Lonmin Plc produced 148,588 ounces of platinum in the three months to the end of December 2016, compared to 157,579 ounces in the year-earlier period, while platinum group metal production was down to 284,705 ounces from 303,303 ounces.
Lonmin's refined metal production also dropped to 261,751 PGM ounces, from 330,261 PGM ounces in the year-ago period.
The London-listed company on Jan. 26 said it was disappointed with the first-quarter production at its Generation 2 shafts at the Marikana project and that the company is deploying additional stoping and vamping crews.
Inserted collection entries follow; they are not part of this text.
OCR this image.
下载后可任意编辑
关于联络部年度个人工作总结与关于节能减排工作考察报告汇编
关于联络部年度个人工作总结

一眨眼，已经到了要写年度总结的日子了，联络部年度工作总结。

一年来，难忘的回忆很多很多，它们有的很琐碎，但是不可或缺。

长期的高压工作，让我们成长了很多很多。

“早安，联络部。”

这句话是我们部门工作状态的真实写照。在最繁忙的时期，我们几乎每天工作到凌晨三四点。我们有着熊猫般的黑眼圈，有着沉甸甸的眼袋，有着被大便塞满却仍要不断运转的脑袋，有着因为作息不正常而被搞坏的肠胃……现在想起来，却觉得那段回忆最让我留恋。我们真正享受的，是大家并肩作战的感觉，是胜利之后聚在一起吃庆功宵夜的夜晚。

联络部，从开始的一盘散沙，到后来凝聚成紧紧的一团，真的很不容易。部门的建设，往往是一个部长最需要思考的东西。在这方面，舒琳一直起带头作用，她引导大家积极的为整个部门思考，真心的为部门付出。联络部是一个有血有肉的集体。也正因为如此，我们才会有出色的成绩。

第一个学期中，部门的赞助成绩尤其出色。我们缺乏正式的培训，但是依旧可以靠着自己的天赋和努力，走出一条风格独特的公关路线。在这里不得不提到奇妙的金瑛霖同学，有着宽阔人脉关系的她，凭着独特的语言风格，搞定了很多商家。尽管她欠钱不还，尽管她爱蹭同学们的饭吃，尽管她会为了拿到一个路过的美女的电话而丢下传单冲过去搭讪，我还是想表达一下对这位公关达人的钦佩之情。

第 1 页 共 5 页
The expected platinum ounces from the smelter cleanup project will also contribute to achieving the company's output guidance, which is being maintained at between 650,000 platinum ounces and 680,000 platinum ounces in fiscal 2017, with unit costs ranging from 10,800 South African rand to 11,300 rand per PGM ounce.
Platinum sales for the first quarter of fiscal 2017 dropped 10.3% year over year to 134,954 ounces driven by lower mined tonnes, while PGM sales slipped just 0.2% to 289,962 ounces in the three months.
Unit costs per PGM ounce were 12.3% higher year over year at 12,296 rand, in part reflecting the increase in labor costs under a wage deal signed in October 2016, but also reflecting the weak mining performance.
Net cash at the end of 2016 stood at US$49 million, after US$106 million of working capital and CapEx in the first quarter. Total liquidity at December-2016 end was US$414 million.